On Tue, Aug 25, 2009 at 9:04 PM, Michael Caisse < boost@objectmodelingdesigns.com> wrote:

Whoops ... forgot to start the read again in the completion handler. "Fixed" below.

Michael Caisse wrote:

...

void my_message_maker::read_start() { serial_port.async_read_some( boost::asio::buffer( in_message, MAX_MESSAGE_SIZE ), boost::bind( &my_message_maker::read_done, this,

boost::asio::placeholders::error,

boost::asio::placeholders::bytes_transferred ) ); }

void my_message_maker::read_done( const boost::system::error_code& error, int bytes_transferred ) { if( !error ) { for( int i=0; i < bytes_transferred; ++i ) { if( in_message[ i ] == STX ) { my_message.clear(); } else if( in_message[ i ] == ETX ) { make_callback( my_message ); } else { my_message += in_message[ i ]; }

read_start(); }

}

...

else { close_port( error ); } }

Ah, i see what you're saying now. I was thinking from a lower level (i.e. that I would not call any read methods until I was notified from the socket/serial port layer that information was ready). It's actually a good idea to take it up to a higher level like this and validate data completion and defragment the buffers. Would you recommend calling read_start() from its own thread and have it loop indefinitely? I believe this is what you originally suggested. However, I am curious about the issues with calling read_some() and write_some() from separate threads without using any external synchronization techniques (i.e. mutexes). Do I have to synchronize these two calls manually or is it done internally? I'll re-review the documentation, but I did not see anything regarding this earlier. Thanks for your help.

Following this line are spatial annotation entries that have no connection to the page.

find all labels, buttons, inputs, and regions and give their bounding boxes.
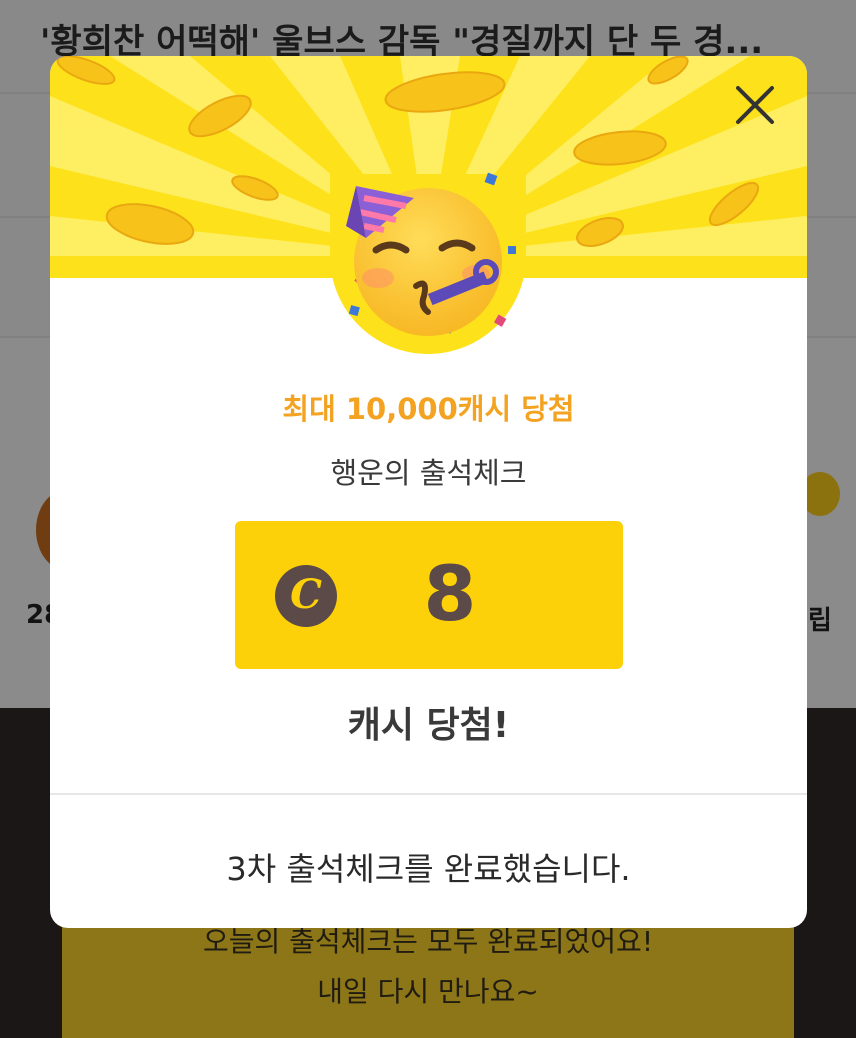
cash-coin-symbol: C xyxy=(290,571,322,618)
attendance-subtitle: 행운의 출석체크 xyxy=(330,456,527,490)
attendance-modal: 최대 10,000캐시 당첨 행운의 출석체크 C 8 캐시 당첨! 3차 출석… xyxy=(50,56,807,928)
close-icon xyxy=(736,86,774,124)
partying-face-icon xyxy=(336,156,526,346)
cash-win-text: 캐시 당첨! xyxy=(347,705,510,746)
cash-amount: 8 xyxy=(423,549,477,638)
cash-coin-icon: C xyxy=(275,565,337,627)
cash-result-box: C 8 xyxy=(235,521,623,669)
divider xyxy=(50,793,807,795)
close-button[interactable] xyxy=(730,80,780,130)
attendance-complete-message: 3차 출석체크를 완료했습니다. xyxy=(226,850,631,888)
max-prize-headline: 최대 10,000캐시 당첨 xyxy=(282,392,575,426)
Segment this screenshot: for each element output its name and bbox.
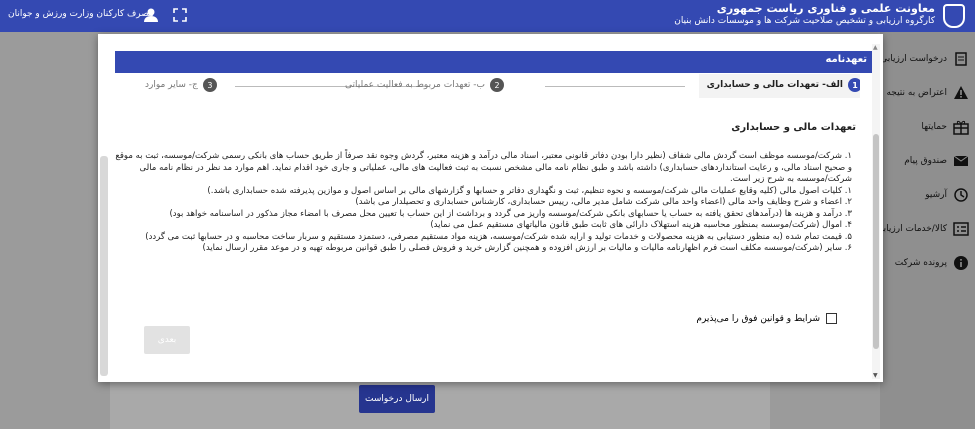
app-subtitle: کارگروه ارزیابی و تشخیص صلاحیت شرکت ها و…	[674, 16, 935, 26]
emblem-logo	[943, 4, 965, 28]
sidebar-item-inbox[interactable]: صندوق پیام	[880, 144, 975, 178]
commitment-item: ۵. قیمت تمام شده (به منظور دستیابی به هز…	[145, 231, 852, 242]
step-label: ج- سایر موارد	[145, 80, 198, 90]
inner-scrollbar[interactable]	[100, 156, 108, 376]
sidebar-item-company-file[interactable]: پرونده شرکت	[880, 246, 975, 280]
sidebar-item-objection[interactable]: اعتراض به نتیجه	[880, 76, 975, 110]
sidebar-item-products[interactable]: کالا/خدمات ارزیابی	[880, 212, 975, 246]
list-icon	[953, 222, 969, 236]
sidebar-item-label: اعتراض به نتیجه	[886, 88, 947, 98]
sidebar: درخواست ارزیابی اعتراض به نتیجه حمایتها …	[880, 32, 975, 429]
gift-icon	[953, 120, 969, 135]
mail-icon	[953, 155, 969, 166]
dialog-scrollbar[interactable]: ▲ ▼	[872, 44, 880, 379]
dialog-title: تعهدنامه	[115, 51, 877, 73]
history-icon	[954, 188, 968, 202]
sidebar-item-label: پرونده شرکت	[894, 258, 947, 268]
sidebar-item-label: آرشیو	[925, 190, 947, 200]
scrollbar-thumb[interactable]	[873, 134, 879, 349]
step-connector	[545, 86, 685, 87]
next-button[interactable]: بعدی	[144, 326, 190, 354]
sidebar-item-label: درخواست ارزیابی	[880, 54, 947, 64]
commitment-item: ۴. اموال (شرکت/موسسه بمنظور محاسبه هزینه…	[430, 220, 852, 230]
sidebar-item-label: کالا/خدمات ارزیابی	[880, 224, 947, 234]
scroll-down-icon[interactable]: ▼	[873, 372, 878, 379]
commitment-item: ۲. اعضاء و شرح وظایف واحد مالی (اعضاء وا…	[355, 197, 852, 207]
commitment-content: تعهدات مالی و حسابداری ۱. شرکت/موسسه موظ…	[115, 122, 860, 255]
warning-icon	[954, 86, 968, 99]
sidebar-item-label: حمایتها	[921, 122, 947, 132]
step-other[interactable]: 3 ج- سایر موارد	[145, 78, 217, 92]
step-number: 1	[848, 78, 860, 92]
send-request-button[interactable]: ارسال درخواست	[359, 385, 435, 413]
step-number: 3	[202, 78, 217, 92]
commitment-item: ۶. سایر (شرکت/موسسه مکلف است فرم اظهارنا…	[202, 243, 852, 253]
commitment-item: ۱. کلیات اصول مالی (کلیه وقایع عملیات ما…	[207, 185, 852, 196]
step-number: 2	[490, 78, 505, 92]
step-label: ب- تعهدات مربوط به فعالیت عملیاتی	[345, 80, 486, 90]
app-title: معاونت علمی و فناوری ریاست جمهوری	[716, 2, 935, 15]
user-name[interactable]: مصرف کارکنان وزارت ورزش و جوانان	[8, 9, 154, 19]
sidebar-item-label: صندوق پیام	[904, 156, 947, 166]
step-label: الف- تعهدات مالی و حسابداری	[706, 80, 843, 90]
commitment-intro: ۱. شرکت/موسسه موظف است گردش مالی شفاف (ن…	[115, 151, 852, 184]
sidebar-item-archive[interactable]: آرشیو	[880, 178, 975, 212]
sidebar-item-request[interactable]: درخواست ارزیابی	[880, 42, 975, 76]
section-title: تعهدات مالی و حسابداری	[731, 122, 856, 133]
request-icon	[955, 52, 967, 66]
scroll-up-icon[interactable]: ▲	[873, 44, 878, 51]
commitment-item: ۳. درآمد و هزینه ها (درآمدهای تحقق یافته…	[169, 208, 852, 219]
info-icon	[954, 256, 968, 270]
top-bar: معاونت علمی و فناوری ریاست جمهوری کارگرو…	[0, 0, 975, 32]
step-financial[interactable]: 1 الف- تعهدات مالی و حسابداری	[698, 74, 860, 98]
sidebar-item-support[interactable]: حمایتها	[880, 110, 975, 144]
agree-checkbox[interactable]	[826, 313, 837, 324]
stepper: 1 الف- تعهدات مالی و حسابداری 2 ب- تعهدا…	[115, 74, 860, 114]
agree-label[interactable]: شرایط و قوانین فوق را می‌پذیرم	[696, 314, 820, 324]
agree-row: شرایط و قوانین فوق را می‌پذیرم	[115, 313, 837, 324]
commitment-dialog: تعهدنامه 1 الف- تعهدات مالی و حسابداری 2…	[98, 34, 883, 382]
step-operational[interactable]: 2 ب- تعهدات مربوط به فعالیت عملیاتی	[345, 78, 505, 92]
fullscreen-icon[interactable]	[173, 8, 187, 22]
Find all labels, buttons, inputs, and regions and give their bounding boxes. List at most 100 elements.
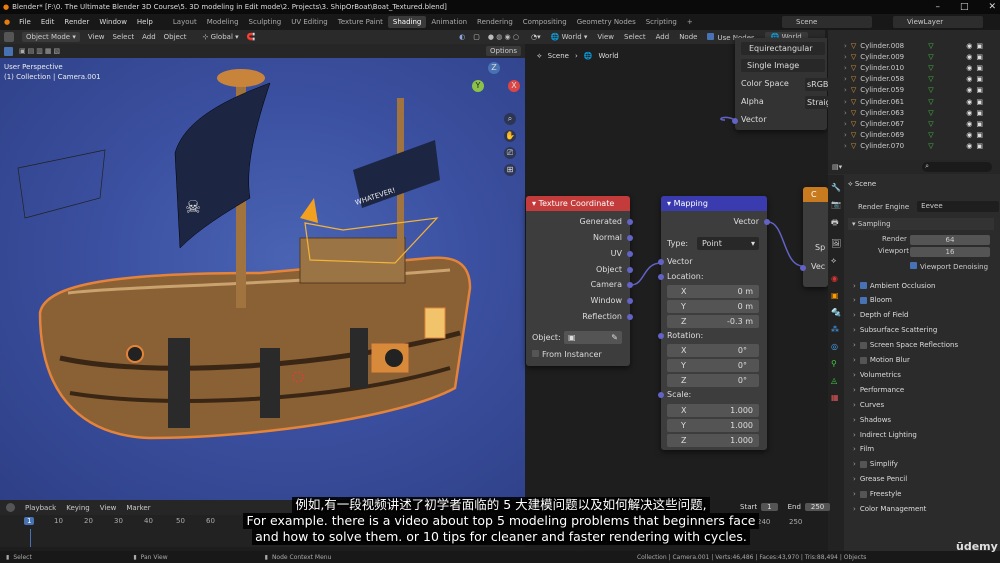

On Wed, Aug 26, 2009 at 11:16 AM, Michael Caisse < boost@objectmodelingdesigns.com> wrote:

Robert Dailey wrote:

...

Would you recommend calling read_start() from its own thread and have it loop indefinitely? I believe this is what you originally suggested. However, I am curious about the issues with calling read_some() and write_some() from separate threads without using any external synchronization techniques (i.e. mutexes). Do I have to synchronize these two calls manually or is it done internally? I'll re-review the documentation, but I did not see anything regarding this earlier.

Thanks for your help.

The io_service takes care of the "threading" issues for you. Just call read_start once from (lets say) main to get the processes going and then it all happens in the background... asynchronously. The call to read_start doesn't block. If you want different threads to operate on the io (though I recommend not doing this at first) then you can use a thread pool to call the io_service.run method from multiple threads.

Have a look at some of the examples to see how it is all put together. Reading/writing to serial ports is the same as reading/writing to sockets using asio. I like to recommend the chat server/client example. It pulls together a lot of asio concepts in an easy to understand application.

Thanks, I'll have a look at that. I understand what you are saying. I actually figured that out shortly after I posted. So I'm calling read_start() at the beginning and letting it take over, however I have one concern. I have a thread that loops, continuously calling io_service::run(). Will run() block while waiting for data to read? If so, this could potentially block any writes that occur after it. For example, suppose I do an async_read_some(), and then shortly after that I call boost::asio::async_write(). Will the write be blocked by the read? I'm probably going to be sending a lot more data than receiving it, and if this is the case it would really deadlock my application. Thanks again for all of the great support.